PHOTOGRAPHIE DE Paul Nicklen, National Geographic Creative

Placée sous très haute surveillance depuis 1985, l’évolution du trou dans la couche d’ozone semble aller dans la bonne direction, selon le dernier rapport de l’ONU.

« La couche d’ozone nous protège des radiations ultraviolettes C, B et A émises par le Soleil. Les UV C sont les plus énergétiques, et sont complètement filtrés par [la couche d’ozone] », présente Cathy Clerbaux, directrice de recherche du CNRS. « Plus les rayons sont énergétiques, plus ils sont susceptibles d’induire des problèmes. Il n’y aurait pas eu d’émergence de la vie sans cette couche d’ozone. »

Située dans la stratosphère, bien au-dessus des nuages, la couche d’ozone est une strate de gaz de plusieurs kilomètres d’épaisseur. Apparue il y a 3,5 milliards d’années, elle doit son origine à l’oxygène relâché dans l’atmosphère par les tout premiers organismes photosynthétiques.

Apparus sous l’eau, à l’abri des rayons UV, ces organismes primitifs ont permis une modification drastique de la composition de l’atmosphère. Cet apport constant en oxygène a ainsi permis l’apparition d’une couche d’ozone protectrice, puis un changement radical d’une atmosphère réductrice à une atmosphère oxydante.

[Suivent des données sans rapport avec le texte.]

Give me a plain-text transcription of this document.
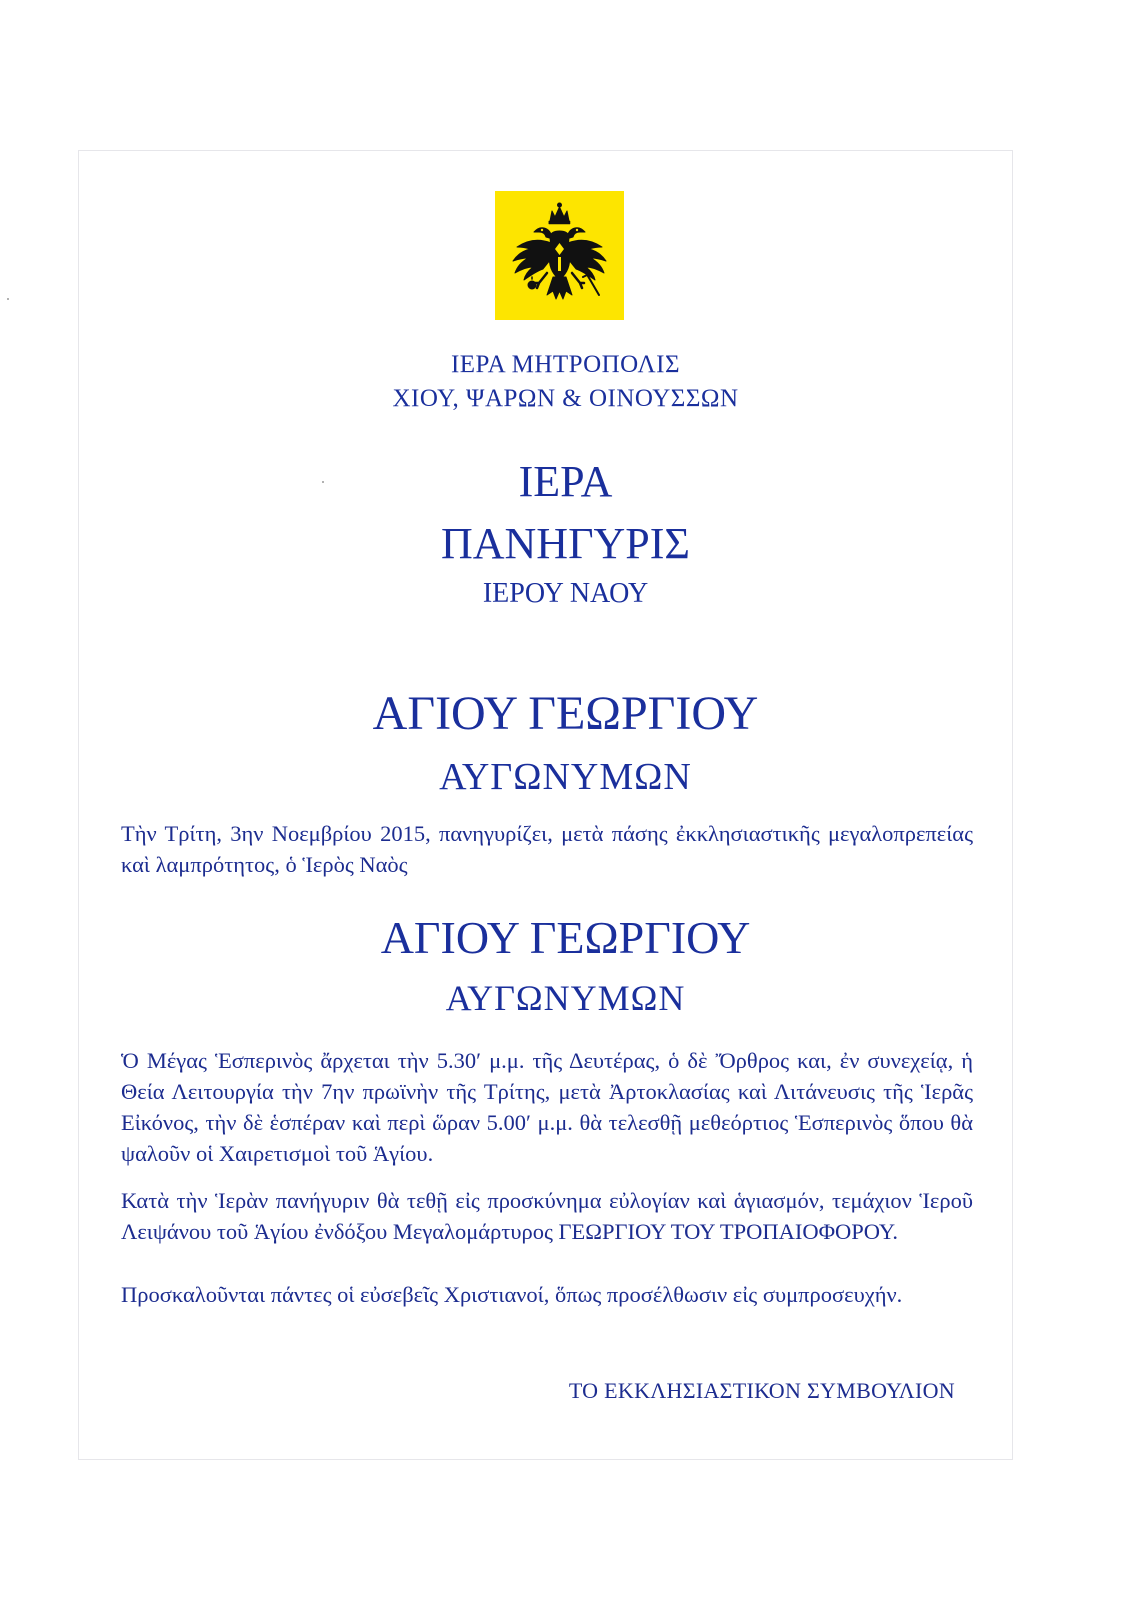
ΙΕΡΑ ΜΗΤΡΟΠΟΛΙΣ
ΧΙΟΥ, ΨΑΡΩΝ & ΟΙΝΟΥΣΣΩΝ
ΙΕΡΑ
ΠΑΝΗΓΥΡΙΣ
ΙΕΡΟΥ ΝΑΟΥ
ΑΓΙΟΥ ΓΕΩΡΓΙΟΥ
ΑΥΓΩΝΥΜΩΝ

Τὴν Τρίτη, 3ην Νοεμβρίου 2015, πανηγυρίζει, μετὰ πάσης ἐκκλησιαστικῆς μεγαλοπρεπείας καὶ λαμπρότητος, ὁ Ἱερὸς Ναὸς

ΑΓΙΟΥ ΓΕΩΡΓΙΟΥ
ΑΥΓΩΝΥΜΩΝ

Ὁ Μέγας Ἑσπερινὸς ἄρχεται τὴν 5.30′ μ.μ. τῆς Δευτέρας, ὁ δὲ Ὄρθρος και, ἐν συνεχείᾳ, ἡ Θεία Λειτουργία τὴν 7ην πρωϊνὴν τῆς Τρίτης, μετὰ Ἀρτοκλασίας καὶ Λιτάνευσις τῆς Ἱερᾶς Εἰκόνος, τὴν δὲ ἑσπέραν καὶ περὶ ὥραν 5.00′ μ.μ. θὰ τελεσθῇ μεθεόρτιος Ἑσπερινὸς ὅπου θὰ ψαλοῦν οἱ Χαιρετισμοὶ τοῦ Ἁγίου.

Κατὰ τὴν Ἱερὰν πανήγυριν θὰ τεθῇ εἰς προσκύνημα εὐλογίαν καὶ ἁγιασμόν, τεμάχιον Ἱεροῦ Λειψάνου τοῦ Ἁγίου ἐνδόξου Μεγαλομάρτυρος ΓΕΩΡΓΙΟΥ ΤΟΥ ΤΡΟΠΑΙΟΦΟΡΟΥ.

Προσκαλοῦνται πάντες οἱ εὐσεβεῖς Χριστιανοί, ὅπως προσέλθωσιν εἰς συμπροσευχήν.

ΤΟ ΕΚΚΛΗΣΙΑΣΤΙΚΟΝ ΣΥΜΒΟΥΛΙΟΝ
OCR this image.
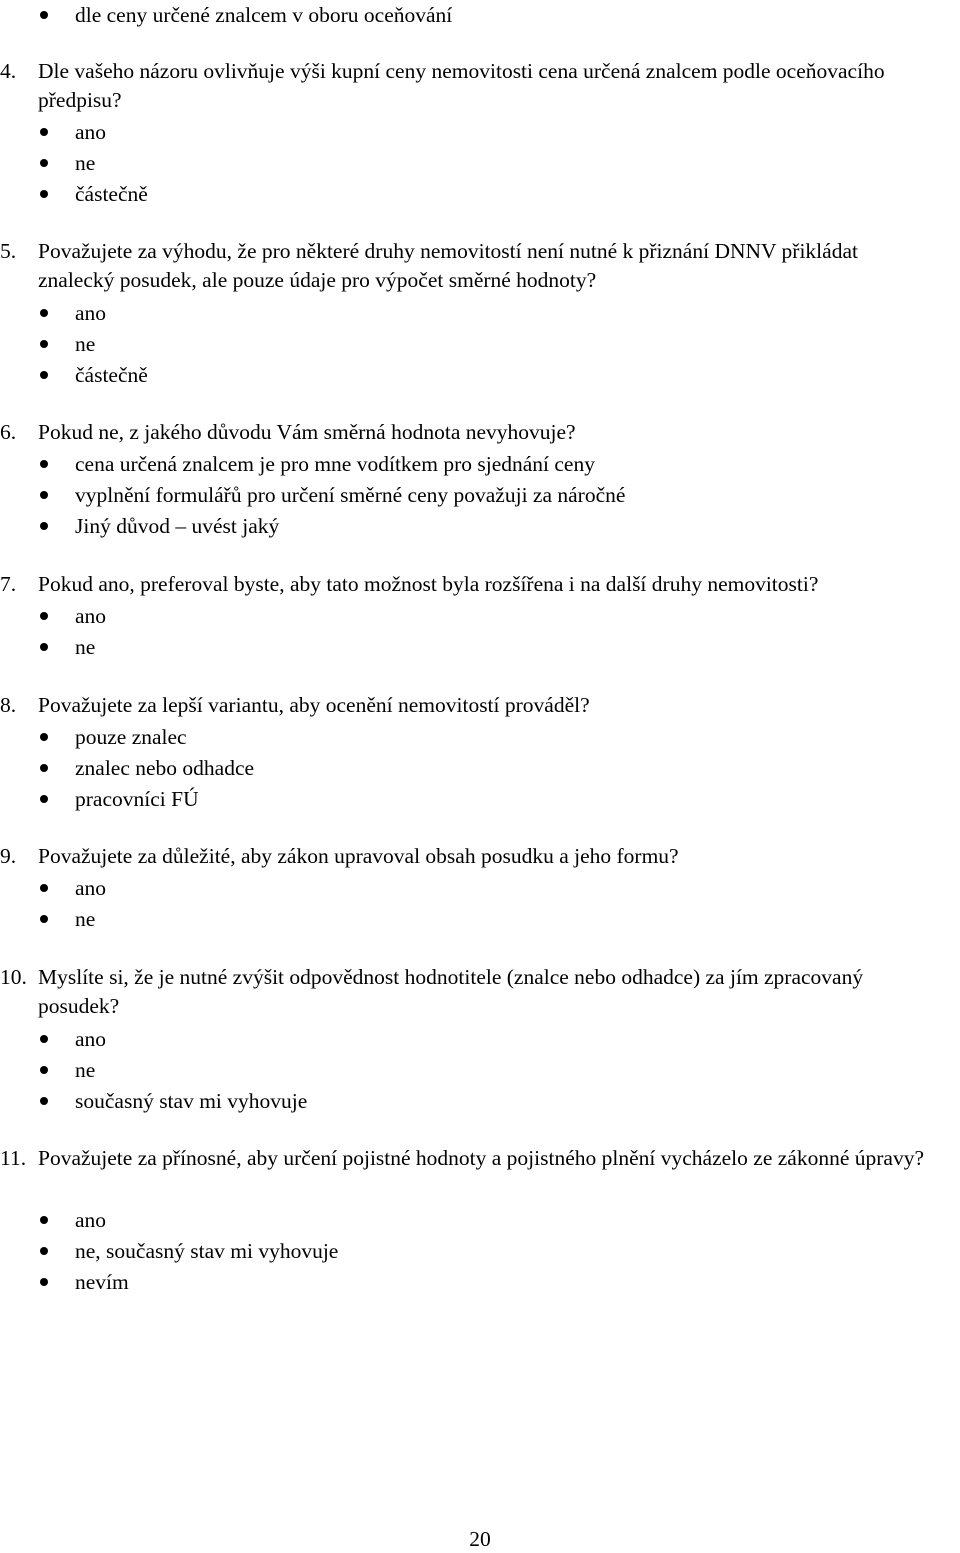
dle ceny určené znalcem v oboru oceňování
4. Dle vašeho názoru ovlivňuje výši kupní ceny nemovitosti cena určená znalcem podle oceňovacího předpisu?
ano
ne
částečně
5. Považujete za výhodu, že pro některé druhy nemovitostí není nutné k přiznání DNNV přikládat znalecký posudek, ale pouze údaje pro výpočet směrné hodnoty?
ano
ne
částečně
6. Pokud ne, z jakého důvodu Vám směrná hodnota nevyhovuje?
cena určená znalcem je pro mne vodítkem pro sjednání ceny
vyplnění formulářů pro určení směrné ceny považuji za náročné
Jiný důvod – uvést jaký
7. Pokud ano, preferoval byste, aby tato možnost byla rozšířena i na další druhy nemovitosti?
ano
ne
8. Považujete za lepší variantu, aby ocenění nemovitostí prováděl?
pouze znalec
znalec nebo odhadce
pracovníci FÚ
9. Považujete za důležité, aby zákon upravoval obsah posudku a jeho formu?
ano
ne
10. Myslíte si, že je nutné zvýšit odpovědnost hodnotitele (znalce nebo odhadce) za jím zpracovaný posudek?
ano
ne
současný stav mi vyhovuje
11. Považujete za přínosné, aby určení pojistné hodnoty a pojistného plnění vycházelo ze zákonné úpravy?
ano
ne, současný stav mi vyhovuje
nevím
20
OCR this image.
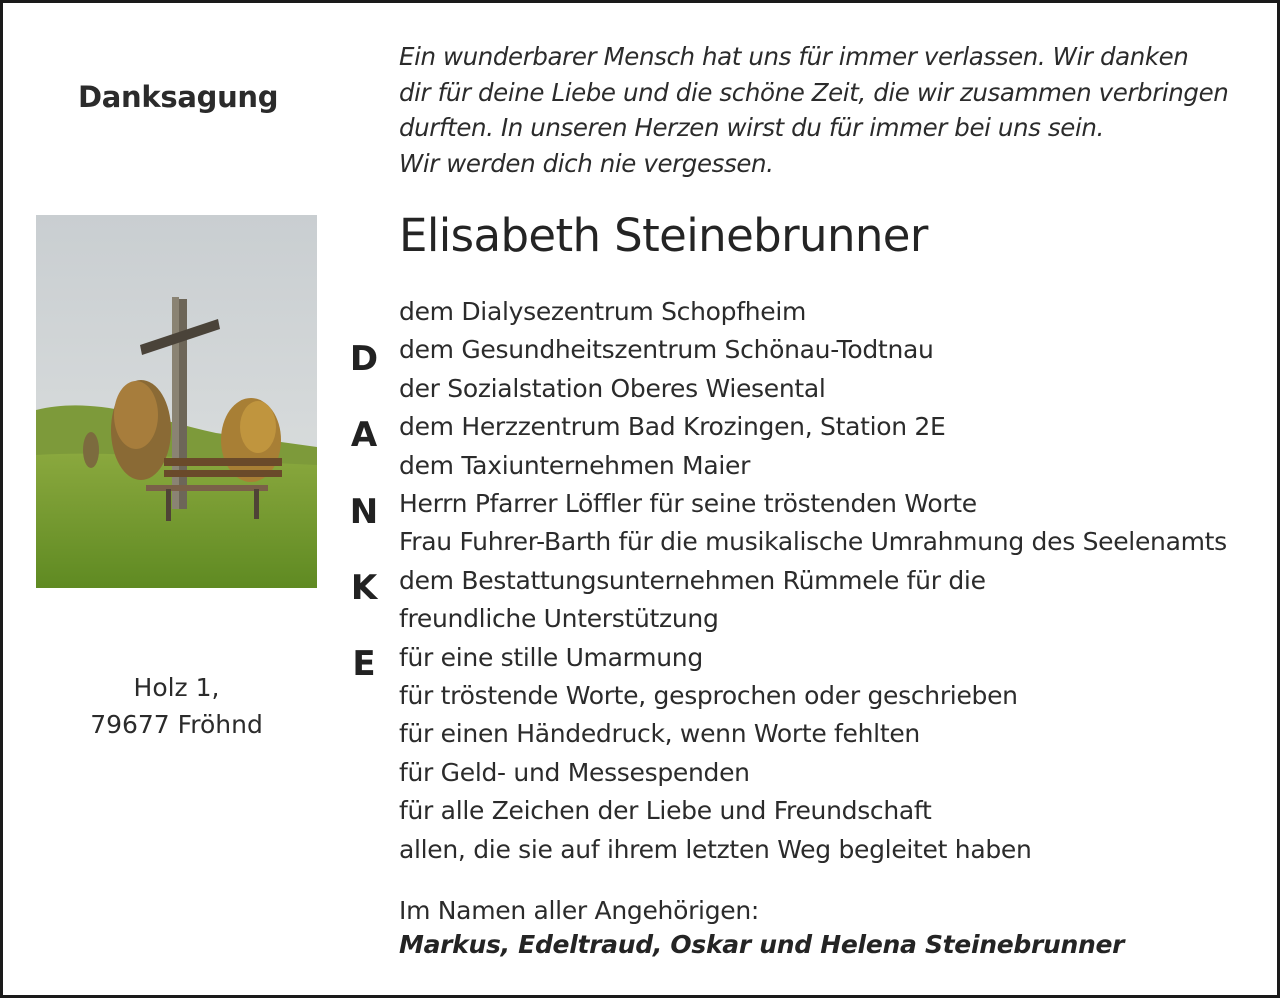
Danksagung
Ein wunderbarer Mensch hat uns für immer verlassen. Wir danken
dir für deine Liebe und die schöne Zeit, die wir zusammen verbringen
durften. In unseren Herzen wirst du für immer bei uns sein.
Wir werden dich nie vergessen.
Elisabeth Steinebrunner
Holz 1,
79677 Fröhnd
D
A
N
K
E
dem Dialysezentrum Schopfheim
dem Gesundheitszentrum Schönau-Todtnau
der Sozialstation Oberes Wiesental
dem Herzzentrum Bad Krozingen, Station 2E
dem Taxiunternehmen Maier
Herrn Pfarrer Löffler für seine tröstenden Worte
Frau Fuhrer-Barth für die musikalische Umrahmung des Seelenamts
dem Bestattungsunternehmen Rümmele für die
freundliche Unterstützung
für eine stille Umarmung
für tröstende Worte, gesprochen oder geschrieben
für einen Händedruck, wenn Worte fehlten
für Geld- und Messespenden
für alle Zeichen der Liebe und Freundschaft
allen, die sie auf ihrem letzten Weg begleitet haben
Im Namen aller Angehörigen:
Markus, Edeltraud, Oskar und Helena Steinebrunner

Cette transition, connue sous le nom de « catastrophe de l’oxygène », a entraîné la disparition d’une grande partie des premiers microorganismes et a permis l’apparition de formes de vie respirant de l’oxygène. Pourtant, après des milliards d’années d’équilibre, une perturbation importante a été enregistrée au niveau du pôle Sud à partir du milieu des années 1980.

Chaque année, en septembre, à la fin de l’hiver polaire, une diminution drastique des niveaux d’ozone atmosphérique engendre un trou dans notre bouclier planétaire. À l’origine de cet accroc : l’utilisation de chlorofluorocarbures (CFC), des gaz très stables utilisés en grande quantité dans de nombreux domaines.

Interdits à l’utilisation en 1985 par le Protocole de Montréal, leur disparition des rayonnages constitue encore aujourd’hui l’un des meilleurs exemples de coordination mondiale en termes de protection de l’environnement.

Cet investissement a par ailleurs été payant, la guérison du trou dans la couche d’ozone étant à présent prévue pour 2066.

 

SE MÉFIER DU GAZ QUI DORT

« [Les CFC], à l’origine, étaient des gaz assez "magiques", parce qu’ils sont tout à fait inoffensifs pour la santé. Ils sont incolores, inodores, ils ne prennent pas feu… Il n’y avait que des avantages à ces gaz quand on a commencé à les introduire dans les années 1970 », explique Mme Clerbaux.

Gaz réfrigérant, propulseurs d’aérosol, extenseurs de mousses… : à la suite de leur invention par Thomas Midgley Jr. dans les années 1920, les CFC ont rapidement trouvé de nombreux usages industriels. Pourtant, si leur stabilité leur confère une grande polyvalence, c’est également cette dernière qui les rend particulièrement dangereux pour l’environnement.

« On n’a jamais pensé que ces gaz géniaux étaient tellement stables qu’ils restaient dans l’atmosphère, passaient la barrière des nuages et se retrouvaient dans la stratosphère », explique la directrice de recherche. « Là, ils sont décomposés par les rayons du soleil, et les chlores sont séparés et réagissent avec l’ozone. »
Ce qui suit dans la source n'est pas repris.